On Sunday, Chase was once again at the forefront for West Indies. Not allowing India's fearless band to break away initially. They wanted to bat with freedom and made four changes with the series in the bag. In came Chase again, keeping them honest and in the process. Kishan's frustration stemmed from his inability to step out to Chase.
The lengths he bowled didn't allow him to go back and pull either, because it was the "in-between" length Chase often goes back to as a default setting. Eventually, he'd have Kishan bowled trying to pull a delivery that held on to the surface and had him play early. Once again, he bowled out with West Indies having a degree of control, with Rohit and Suryakumar Yadav having to rebuild the innings. Allen, the man who was set to play ahead of him when the series started, bowled just one wicketless over. How the tide had turned. If not for some poor death bowling, West Indies may have found themselves chasing 20 fewer than the 185 they were set.
While his bowling has come up leaps and bounds, Chase the batter struggled for any sort of rhythm. In the first game, he pottered his way around before falling lbw to a Ravi Bishnoi googly. In the third, he came in much later, after the cream of the batting had all been dismissed in pursuit of a big target. For someone who is seen as an accumulator, who can shift up and down the order based on conditions, these were disappointing series with the bat.
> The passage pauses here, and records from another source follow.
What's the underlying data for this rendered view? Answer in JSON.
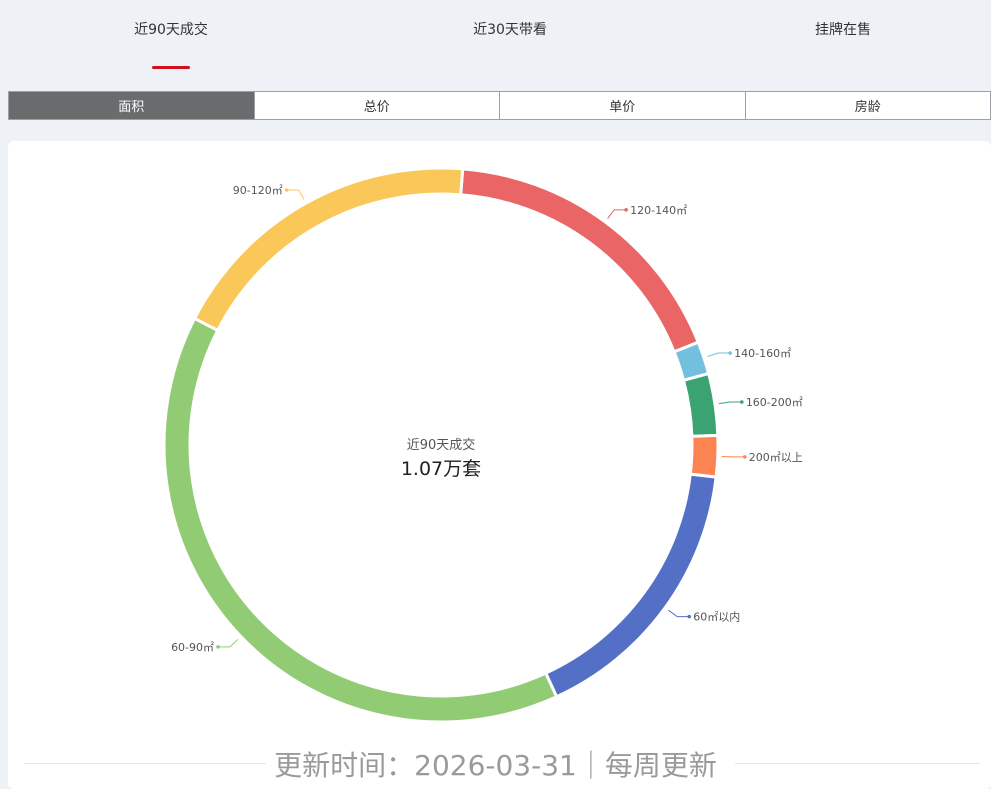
{
  "tabs": [
    "近90天成交",
    "近30天带看",
    "挂牌在售"
  ],
  "active_tab": 0,
  "segments": [
    "面积",
    "总价",
    "单价",
    "房龄"
  ],
  "active_segment": 0,
  "center": {
    "subtitle": "近90天成交",
    "value": "1.07万套"
  },
  "footer": "更新时间：2026-03-31｜每周更新",
  "colors": {
    "tab_underline": "#d0111b",
    "segment_active": "#6a6b6d"
  },
  "chart_data": {
    "type": "pie",
    "subtype": "donut",
    "categories": [
      "120-140㎡",
      "140-160㎡",
      "160-200㎡",
      "200㎡以上",
      "60㎡以内",
      "60-90㎡",
      "90-120㎡"
    ],
    "values": [
      17.7,
      1.9,
      3.6,
      2.4,
      16.3,
      39.4,
      18.7
    ],
    "colors": [
      "#ea6666",
      "#73c0de",
      "#3ba272",
      "#fc8452",
      "#5470c6",
      "#91cc75",
      "#fac858"
    ]
  }
}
In a line-up full of explosive power, Chase is often seen as the calm amid the storm. His presence gives West Indies a degree of comfort with the bat at the best of times. He is an excellent player of spin because of the assuredness in his footwork. His role is mainly to knock the ball around after the power plays, pick up occasional boundaries and allow the power-hitters to come into their own.
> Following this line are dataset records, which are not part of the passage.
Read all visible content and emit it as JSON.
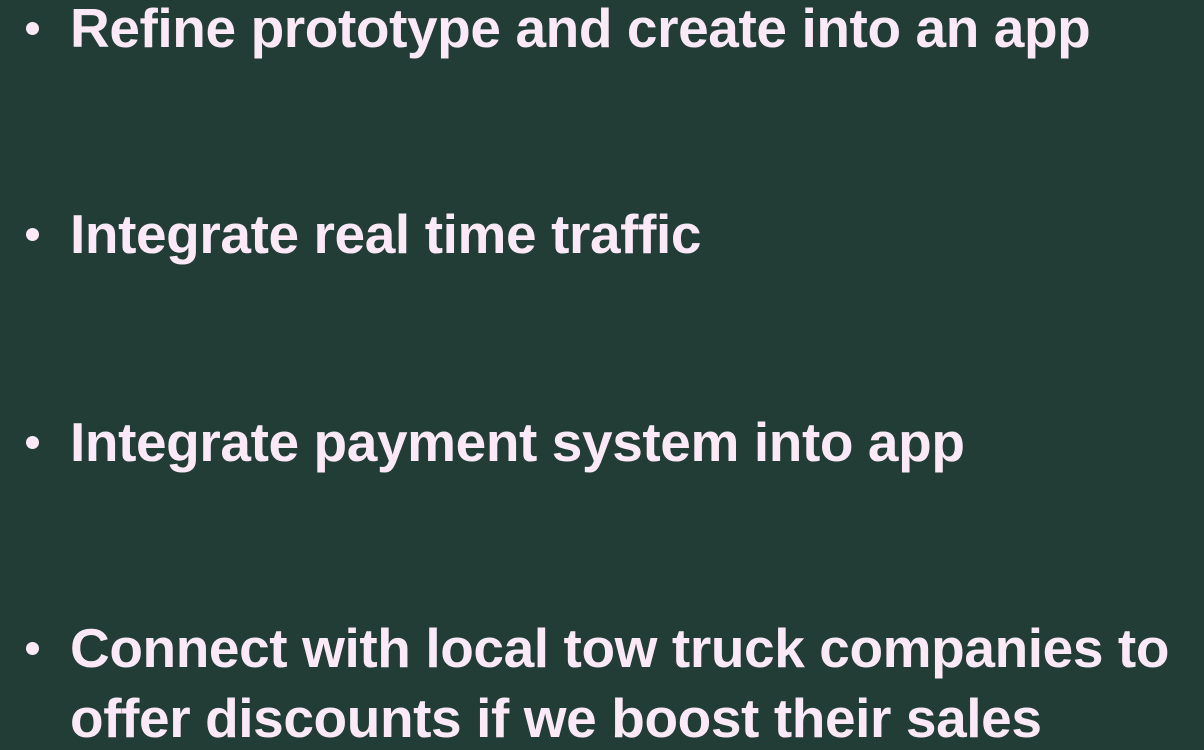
{
  "slide": {
    "text_color": "#fbe9f7",
    "background_color": "#213d35",
    "bullets": [
      {
        "text": "Refine prototype and create into an app"
      },
      {
        "text": "Integrate real time traffic"
      },
      {
        "text": "Integrate payment system into app"
      },
      {
        "text": "Connect with local tow truck companies to offer discounts if we boost their sales"
      }
    ]
  }
}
This has been the DNA of his T20 game ever since he made a serious pitch as a T20 player in 2020, when he was named as a replacement player in the CPL by St Lucia Kings. In the following season, he repaid the faith by being the season's MVP, which got him a maiden T20 World Cup call-up. While his bowling continues to be on the rise, Chase will hope his batting returns in India were an aberration. If he can offer West Indies a bit more flexibility, his presence, amid a succession of bowling allrounders in Allen, Hosein, Odean Smith, Jason Holder and Romario Shepherd will help build a bouquet of options T20 teams around the world yearn for.